Esse Flamengo bilionário, mas sem tesão por vitórias e títulos, para o qual tanto faz ser campeão, vice ou se classificar para o G4; o Flamengo do conforto para dirigentes, atletas e seus empresários; o Flamengo da acomodação e dos autoelogios pelos títulos conquistados entre 2019 e 2022; o Flamengo da torcida que faz selfie no Maracanã e bate palmas para o time depois de ser goleado pelo Atlético Mineiro no Maracanã, e que coloca jogador acima do clube, esse Flamengo não me representa e, moralmente, acredito que seja muito pior do que o que terminou a temporada de 1994, o que deu vexame no Centenário do clube (1995) ou o que fugiu do rebaixamento entre 2000 e 2005, e em 2010 e 2012.

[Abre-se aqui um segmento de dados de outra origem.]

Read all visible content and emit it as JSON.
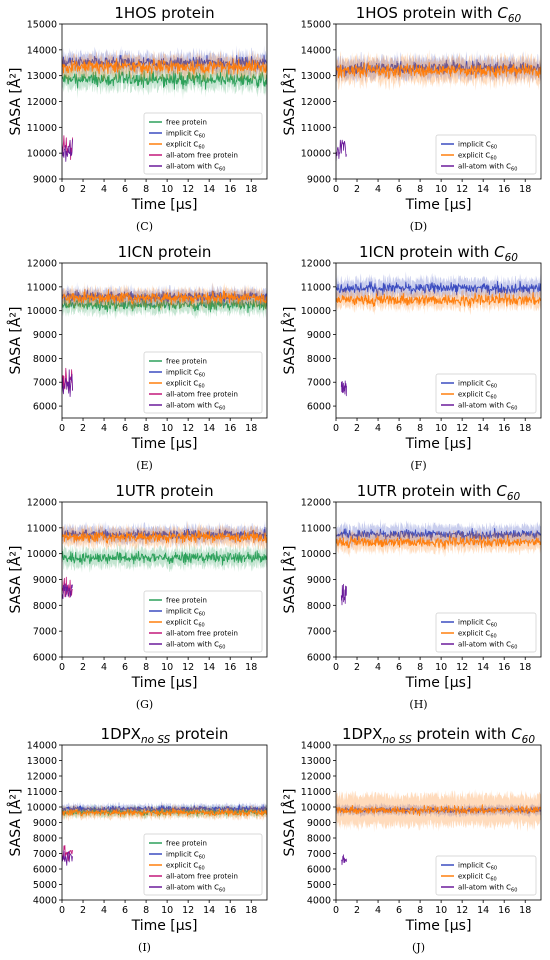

O noticiário dá conta de que o excelente jogador uruguaio Nicolás De La Cruz está perto de ser anunciado. Ainda que eu seja um entusiasta da contratação, não consigo me entusiasmar com o Flamengo de hoje. Talvez um bom trabalho do Tite consiga reverter esse quadro, mas por enquanto prevalece a perda de confiança na Diretoria e o elenco. Como esperar algo de muito diferente se os gestores são os mesmos?
De qualquer modo, a mensagem do texto de hoje não é de desânimo, mas de lembrar que, enquanto dirigentes, atletas e treinadores passam, a torcida fica e não abandona o Mais Querido. E nós, aqui no Buteco, seguiremos juntos, sabendo que um dia essas pessoas passarão e o autêntico Flamengo retornará.